Strong demand and a tight inventory of for-sale homes for-sale pushed up nationwide home prices. The first-quarter median existing single-family home price rose in 148 out of 174 metro areas tracked by NAR. Only 25 areas recorded lower median prices compared to a year earlier, while 51 metros saw double-digit increases – a sharp increase from the 24 metro areas in the fourth quarter of 2014.

By the end of 2014, home prices had generally moderated to a healthy, more sustainable level of growth – but prices are now picking up again, says Lawrence Yun, NAR's chief economist.

"Sales activity … was notably higher than a year ago, as steady hiring and low interest rates encouraged more buyers to enter the market," Yun says. "However, stronger demand without increasing supply led to faster price growth in many markets. Sales could soften slightly in some of these markets seeing sharp price appreciation unless housing supply markedly improves and tempers its unhealthy level of growth."

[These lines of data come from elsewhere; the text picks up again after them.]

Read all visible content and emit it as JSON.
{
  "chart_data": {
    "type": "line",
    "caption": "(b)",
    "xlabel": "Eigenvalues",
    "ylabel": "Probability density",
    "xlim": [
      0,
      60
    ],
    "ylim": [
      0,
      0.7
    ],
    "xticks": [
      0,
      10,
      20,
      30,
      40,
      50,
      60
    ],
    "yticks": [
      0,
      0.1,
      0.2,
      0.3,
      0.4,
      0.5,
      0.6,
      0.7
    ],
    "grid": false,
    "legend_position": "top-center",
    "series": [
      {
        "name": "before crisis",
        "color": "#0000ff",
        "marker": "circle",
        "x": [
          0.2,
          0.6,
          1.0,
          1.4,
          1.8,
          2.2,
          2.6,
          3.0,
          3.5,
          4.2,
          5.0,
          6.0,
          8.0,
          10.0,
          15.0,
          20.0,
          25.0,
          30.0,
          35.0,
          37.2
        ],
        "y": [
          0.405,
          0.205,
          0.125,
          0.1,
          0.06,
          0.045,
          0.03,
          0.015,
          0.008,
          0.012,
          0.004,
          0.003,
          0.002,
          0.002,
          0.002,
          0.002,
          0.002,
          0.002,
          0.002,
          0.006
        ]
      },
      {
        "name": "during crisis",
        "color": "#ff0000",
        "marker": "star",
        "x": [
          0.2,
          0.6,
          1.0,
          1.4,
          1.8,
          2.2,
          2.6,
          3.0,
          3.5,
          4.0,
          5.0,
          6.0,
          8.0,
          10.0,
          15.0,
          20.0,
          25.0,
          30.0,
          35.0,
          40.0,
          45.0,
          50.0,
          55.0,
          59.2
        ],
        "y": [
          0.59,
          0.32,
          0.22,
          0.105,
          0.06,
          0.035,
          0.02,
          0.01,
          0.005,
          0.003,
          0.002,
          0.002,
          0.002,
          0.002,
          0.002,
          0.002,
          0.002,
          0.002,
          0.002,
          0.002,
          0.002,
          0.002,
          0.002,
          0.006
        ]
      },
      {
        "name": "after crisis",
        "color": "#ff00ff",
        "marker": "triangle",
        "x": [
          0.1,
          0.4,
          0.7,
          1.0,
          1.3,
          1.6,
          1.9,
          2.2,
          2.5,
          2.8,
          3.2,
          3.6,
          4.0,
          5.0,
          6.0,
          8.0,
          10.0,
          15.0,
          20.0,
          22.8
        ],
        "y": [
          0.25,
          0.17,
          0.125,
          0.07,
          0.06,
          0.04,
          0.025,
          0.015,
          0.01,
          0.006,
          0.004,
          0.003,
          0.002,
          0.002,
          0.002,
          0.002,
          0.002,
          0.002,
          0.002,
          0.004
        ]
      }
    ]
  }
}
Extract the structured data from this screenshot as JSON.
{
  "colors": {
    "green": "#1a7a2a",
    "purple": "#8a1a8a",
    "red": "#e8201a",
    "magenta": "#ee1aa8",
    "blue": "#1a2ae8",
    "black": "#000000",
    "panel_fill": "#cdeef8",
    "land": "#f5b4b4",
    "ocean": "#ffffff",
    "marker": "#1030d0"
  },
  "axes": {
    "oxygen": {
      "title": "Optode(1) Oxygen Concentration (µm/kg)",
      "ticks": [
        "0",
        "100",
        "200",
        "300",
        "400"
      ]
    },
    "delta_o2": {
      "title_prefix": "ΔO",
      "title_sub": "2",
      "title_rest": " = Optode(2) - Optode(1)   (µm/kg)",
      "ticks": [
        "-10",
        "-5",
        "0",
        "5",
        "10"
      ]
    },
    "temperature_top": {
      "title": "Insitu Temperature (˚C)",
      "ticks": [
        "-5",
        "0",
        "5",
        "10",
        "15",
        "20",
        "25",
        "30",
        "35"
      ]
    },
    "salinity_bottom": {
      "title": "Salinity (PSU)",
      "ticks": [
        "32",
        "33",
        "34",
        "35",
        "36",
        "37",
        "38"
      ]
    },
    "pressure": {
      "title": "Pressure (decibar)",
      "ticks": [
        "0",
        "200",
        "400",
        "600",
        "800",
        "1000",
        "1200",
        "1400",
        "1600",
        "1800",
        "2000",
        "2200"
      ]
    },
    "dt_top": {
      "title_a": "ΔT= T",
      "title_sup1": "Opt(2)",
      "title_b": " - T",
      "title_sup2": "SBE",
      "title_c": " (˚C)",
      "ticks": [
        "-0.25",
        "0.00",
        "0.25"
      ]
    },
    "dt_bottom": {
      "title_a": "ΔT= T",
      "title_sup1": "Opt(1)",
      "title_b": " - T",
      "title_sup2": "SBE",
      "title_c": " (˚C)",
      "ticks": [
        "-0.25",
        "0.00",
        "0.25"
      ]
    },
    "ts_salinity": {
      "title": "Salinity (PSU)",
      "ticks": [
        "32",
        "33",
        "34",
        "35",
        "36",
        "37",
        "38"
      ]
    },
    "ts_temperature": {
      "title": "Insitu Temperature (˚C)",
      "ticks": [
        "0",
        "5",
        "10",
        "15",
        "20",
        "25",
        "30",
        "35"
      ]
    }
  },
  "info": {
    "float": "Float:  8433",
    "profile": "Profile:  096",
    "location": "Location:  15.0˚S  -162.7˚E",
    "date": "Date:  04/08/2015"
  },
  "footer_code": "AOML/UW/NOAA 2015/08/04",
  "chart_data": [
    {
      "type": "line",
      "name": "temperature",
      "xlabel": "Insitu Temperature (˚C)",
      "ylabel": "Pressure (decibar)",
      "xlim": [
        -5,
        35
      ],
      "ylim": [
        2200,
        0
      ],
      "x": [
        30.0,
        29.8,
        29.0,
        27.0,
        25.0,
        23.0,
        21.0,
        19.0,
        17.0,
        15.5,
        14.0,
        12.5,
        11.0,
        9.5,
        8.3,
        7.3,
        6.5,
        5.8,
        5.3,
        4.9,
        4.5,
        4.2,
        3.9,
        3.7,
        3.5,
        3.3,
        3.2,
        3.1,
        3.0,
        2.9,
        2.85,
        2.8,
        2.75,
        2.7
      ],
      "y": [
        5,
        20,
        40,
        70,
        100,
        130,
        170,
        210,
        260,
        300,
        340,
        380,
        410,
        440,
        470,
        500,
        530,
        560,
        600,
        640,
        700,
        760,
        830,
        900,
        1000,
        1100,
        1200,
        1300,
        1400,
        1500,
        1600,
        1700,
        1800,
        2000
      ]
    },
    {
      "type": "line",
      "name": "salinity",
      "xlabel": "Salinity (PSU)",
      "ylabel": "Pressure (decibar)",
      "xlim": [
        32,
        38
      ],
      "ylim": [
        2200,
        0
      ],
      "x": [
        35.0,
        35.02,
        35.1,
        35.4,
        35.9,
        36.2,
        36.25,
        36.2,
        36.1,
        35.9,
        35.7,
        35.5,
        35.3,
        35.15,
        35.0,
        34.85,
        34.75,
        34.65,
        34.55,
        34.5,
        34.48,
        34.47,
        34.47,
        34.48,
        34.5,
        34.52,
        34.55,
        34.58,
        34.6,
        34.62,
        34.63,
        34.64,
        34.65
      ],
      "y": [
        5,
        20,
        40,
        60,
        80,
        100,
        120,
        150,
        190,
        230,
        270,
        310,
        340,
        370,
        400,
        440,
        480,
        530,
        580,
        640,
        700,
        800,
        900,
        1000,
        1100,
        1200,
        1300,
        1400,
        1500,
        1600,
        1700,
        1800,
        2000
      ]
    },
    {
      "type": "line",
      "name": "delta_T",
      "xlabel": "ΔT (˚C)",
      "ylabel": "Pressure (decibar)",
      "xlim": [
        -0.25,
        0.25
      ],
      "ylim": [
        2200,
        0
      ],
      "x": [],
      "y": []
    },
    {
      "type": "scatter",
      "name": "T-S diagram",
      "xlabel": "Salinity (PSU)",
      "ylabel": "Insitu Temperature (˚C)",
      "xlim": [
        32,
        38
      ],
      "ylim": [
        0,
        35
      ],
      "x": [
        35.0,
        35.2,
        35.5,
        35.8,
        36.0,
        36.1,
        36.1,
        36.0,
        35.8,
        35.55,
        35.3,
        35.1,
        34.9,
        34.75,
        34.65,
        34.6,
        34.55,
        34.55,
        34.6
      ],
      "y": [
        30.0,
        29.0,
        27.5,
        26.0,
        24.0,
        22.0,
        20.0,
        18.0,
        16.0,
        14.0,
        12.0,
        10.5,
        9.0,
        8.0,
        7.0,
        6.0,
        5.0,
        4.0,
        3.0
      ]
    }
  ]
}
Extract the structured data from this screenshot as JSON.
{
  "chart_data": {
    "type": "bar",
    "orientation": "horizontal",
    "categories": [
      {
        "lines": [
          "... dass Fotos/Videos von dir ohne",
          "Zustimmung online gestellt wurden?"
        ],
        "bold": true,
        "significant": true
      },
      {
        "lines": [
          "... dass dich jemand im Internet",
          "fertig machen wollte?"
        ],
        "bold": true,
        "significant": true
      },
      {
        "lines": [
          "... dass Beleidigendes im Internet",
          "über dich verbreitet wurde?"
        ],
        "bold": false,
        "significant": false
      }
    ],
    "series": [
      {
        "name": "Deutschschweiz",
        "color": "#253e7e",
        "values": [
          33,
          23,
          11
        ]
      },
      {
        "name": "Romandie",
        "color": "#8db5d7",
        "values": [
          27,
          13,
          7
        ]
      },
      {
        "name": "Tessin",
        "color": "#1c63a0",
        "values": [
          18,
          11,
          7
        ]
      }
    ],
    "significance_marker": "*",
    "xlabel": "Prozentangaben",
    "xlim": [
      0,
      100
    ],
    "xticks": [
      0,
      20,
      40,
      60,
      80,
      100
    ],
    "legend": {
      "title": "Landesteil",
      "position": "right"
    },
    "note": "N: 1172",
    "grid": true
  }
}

The median existing single-family home price in the first quarter was $205,200 nationwide, up 7.4 percent from the first quarter of 2014. Meanwhile, total existing-home sales decreased 1.8 percent to a seasonally adjusted annual rate of 4.97 million over the same timeframe.

Inventories remain tight. By the end of the first quarter, 2 million existing homes were available for sale, with the average supply during the first quarter at 4.6 months – a decline from 4.9 months a year earlier. Most economists consider a 6- to 7-month supply to be a healthy balance between buyers and sellers.

"Homeowners (have accumulated) household wealth through the steady rise in home values in the past few years," Yun says. "However, some homeowners are hesitant to move up and sell, because they aren't confident they'll find another home to buy. This trend – in addition to subpar homebuilding activity – is leading to the ongoing inventory shortages and subsequent run-up in prices seen in many markets."